Report on the death of ‘Prunella’


David Daballen, STE Field Officer

Date Published

At noon on April 28 we were alerted by the STE Automated Poaching Alert system that one of our Mt.Kenya female elephants, Prunella, had triggered a level ‘5’ alert; the highest alert possible and meaning that her collar had not moved more than 20m radius in the previous 5 hours. Jake Wall, our database manager, raised the alarm and we coordinated both with Lewa and KWS. It was decided I should head to Mt.Kenya to physically check on the elephant.

I left Samburu, picked KWS rangers at Meru station, and then headed via Nkubu town for another 30 km’s of difficult off-road driving before reaching the fence line. We met with the warden and finalized all logistics before we began our search on a very bad and slippery road. The forest vegetation, and particularly the under growth, was thick beyond belief. No paths existed and our only navigational aid was the GPS which was giving us a straight-line path to Prunella’s last known location.

After two kilometres of hiking through the forest, going up and down volcanic rock laden valleys and luggas, (we were starting to feel as if we had been walking for days!) we came across fresh signs of poachers – such as freshly cut twigs and fire places which they destroyed after their use. We were limited to a slow crawl through the bush to avoid making any disturbance and though we were very close to Prunella’s position, it seemed impossibly far.

Upon arriving to where the carcass was, I could not believe my eyes! Poor Prunella was lying dead with a massive tow- rope on her front legs and a snare to her front right leg. It was an obvious trap set by poachers to trap large mammals like buffalo or any other big antelope for bush-meat!

As we had seen fresh tracks of these poachers on our way to the location, and the impending darkness, we were forced to move as quickly as possible to carry out the necessary investigations on the carcass and get out of the forest. Two rangers were assigned to remove the tusks while the rest of the rangers stayed on-guard just in case we came under attack. I had the chance to remove the collar and take pictures as quickly as I could.
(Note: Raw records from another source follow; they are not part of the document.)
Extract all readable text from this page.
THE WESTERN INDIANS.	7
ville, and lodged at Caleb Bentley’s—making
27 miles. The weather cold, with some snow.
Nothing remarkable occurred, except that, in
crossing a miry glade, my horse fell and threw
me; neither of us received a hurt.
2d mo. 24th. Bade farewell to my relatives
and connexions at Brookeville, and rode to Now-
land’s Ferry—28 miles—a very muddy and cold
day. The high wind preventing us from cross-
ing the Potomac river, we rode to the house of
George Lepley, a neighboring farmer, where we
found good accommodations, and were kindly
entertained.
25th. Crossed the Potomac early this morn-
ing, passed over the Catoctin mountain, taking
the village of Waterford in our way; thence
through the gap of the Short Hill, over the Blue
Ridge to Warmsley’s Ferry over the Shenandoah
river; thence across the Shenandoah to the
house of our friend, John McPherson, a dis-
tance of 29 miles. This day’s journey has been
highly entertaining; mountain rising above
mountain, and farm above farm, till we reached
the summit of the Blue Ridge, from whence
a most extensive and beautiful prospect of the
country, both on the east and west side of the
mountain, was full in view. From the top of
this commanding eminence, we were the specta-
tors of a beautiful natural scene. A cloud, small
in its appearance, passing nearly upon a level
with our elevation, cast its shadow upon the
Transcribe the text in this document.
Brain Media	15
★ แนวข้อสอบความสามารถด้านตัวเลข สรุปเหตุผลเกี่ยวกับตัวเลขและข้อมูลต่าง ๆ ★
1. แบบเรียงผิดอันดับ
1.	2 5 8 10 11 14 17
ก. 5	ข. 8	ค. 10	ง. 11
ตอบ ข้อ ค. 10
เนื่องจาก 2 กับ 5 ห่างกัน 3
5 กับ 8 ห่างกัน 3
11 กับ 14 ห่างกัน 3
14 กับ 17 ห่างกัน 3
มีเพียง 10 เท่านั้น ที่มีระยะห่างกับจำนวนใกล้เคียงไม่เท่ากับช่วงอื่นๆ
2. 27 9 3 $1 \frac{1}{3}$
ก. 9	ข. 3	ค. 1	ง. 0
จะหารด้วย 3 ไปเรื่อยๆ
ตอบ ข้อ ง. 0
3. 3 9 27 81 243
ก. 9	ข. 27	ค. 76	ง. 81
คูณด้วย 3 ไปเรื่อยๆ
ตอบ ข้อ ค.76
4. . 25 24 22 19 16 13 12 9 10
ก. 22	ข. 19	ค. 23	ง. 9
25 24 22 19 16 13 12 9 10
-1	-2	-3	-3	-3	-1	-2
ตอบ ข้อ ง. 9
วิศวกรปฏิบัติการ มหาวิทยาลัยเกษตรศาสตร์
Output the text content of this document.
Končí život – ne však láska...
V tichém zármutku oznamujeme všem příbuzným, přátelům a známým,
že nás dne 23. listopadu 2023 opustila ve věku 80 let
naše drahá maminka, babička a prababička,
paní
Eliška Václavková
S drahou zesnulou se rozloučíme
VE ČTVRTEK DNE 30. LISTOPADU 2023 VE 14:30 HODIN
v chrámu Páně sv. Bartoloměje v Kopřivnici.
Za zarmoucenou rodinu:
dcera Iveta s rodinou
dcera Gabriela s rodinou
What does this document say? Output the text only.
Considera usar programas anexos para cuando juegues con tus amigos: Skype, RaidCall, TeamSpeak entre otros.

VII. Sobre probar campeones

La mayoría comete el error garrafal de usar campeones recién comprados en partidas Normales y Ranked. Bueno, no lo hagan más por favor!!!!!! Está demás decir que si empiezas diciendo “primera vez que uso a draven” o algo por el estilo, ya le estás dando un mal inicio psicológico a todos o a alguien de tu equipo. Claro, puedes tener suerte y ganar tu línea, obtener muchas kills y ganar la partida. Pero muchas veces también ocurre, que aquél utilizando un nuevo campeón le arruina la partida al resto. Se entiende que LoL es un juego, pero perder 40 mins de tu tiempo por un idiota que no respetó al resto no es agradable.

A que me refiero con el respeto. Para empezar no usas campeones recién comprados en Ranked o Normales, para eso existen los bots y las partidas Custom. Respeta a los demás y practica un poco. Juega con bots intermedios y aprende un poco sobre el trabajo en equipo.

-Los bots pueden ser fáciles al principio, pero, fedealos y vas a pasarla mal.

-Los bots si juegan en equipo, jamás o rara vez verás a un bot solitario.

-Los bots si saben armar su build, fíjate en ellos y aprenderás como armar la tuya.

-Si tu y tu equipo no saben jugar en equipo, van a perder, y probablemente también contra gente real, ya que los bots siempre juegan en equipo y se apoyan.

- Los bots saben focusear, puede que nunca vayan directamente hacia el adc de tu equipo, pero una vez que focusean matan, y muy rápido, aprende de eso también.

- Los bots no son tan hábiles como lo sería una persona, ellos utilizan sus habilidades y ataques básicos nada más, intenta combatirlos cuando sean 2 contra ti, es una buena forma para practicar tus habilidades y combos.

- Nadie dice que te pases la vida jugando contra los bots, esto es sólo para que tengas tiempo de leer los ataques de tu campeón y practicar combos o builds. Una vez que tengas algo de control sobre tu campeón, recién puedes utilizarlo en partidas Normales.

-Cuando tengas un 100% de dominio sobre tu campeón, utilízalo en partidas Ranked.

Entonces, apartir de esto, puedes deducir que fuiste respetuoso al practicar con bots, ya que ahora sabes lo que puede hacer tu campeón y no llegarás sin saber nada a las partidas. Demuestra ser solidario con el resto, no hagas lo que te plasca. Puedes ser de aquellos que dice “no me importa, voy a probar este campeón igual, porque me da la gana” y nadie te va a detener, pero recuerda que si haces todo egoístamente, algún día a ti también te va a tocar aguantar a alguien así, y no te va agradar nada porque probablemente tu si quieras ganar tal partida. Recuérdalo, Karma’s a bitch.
In the meantime, Jake, knowing what kind of terrain we were in was busy using Google Earth to find a quicker way back to our vehicle. He and Iain came up with a route which they sent us using the cell phone. I plugged in the route coordinates and we started on our way out of the forest. I must say the directions made all the difference in the world and we made it back in a third of the time! I could not thank Google enough!

In conclusion it looks like there is a lot of awful activities going on in the Mt Kenya forest. Based on our verbal report to the warden, poaching is a real threat and they are planning to do huge operation to try and curb this.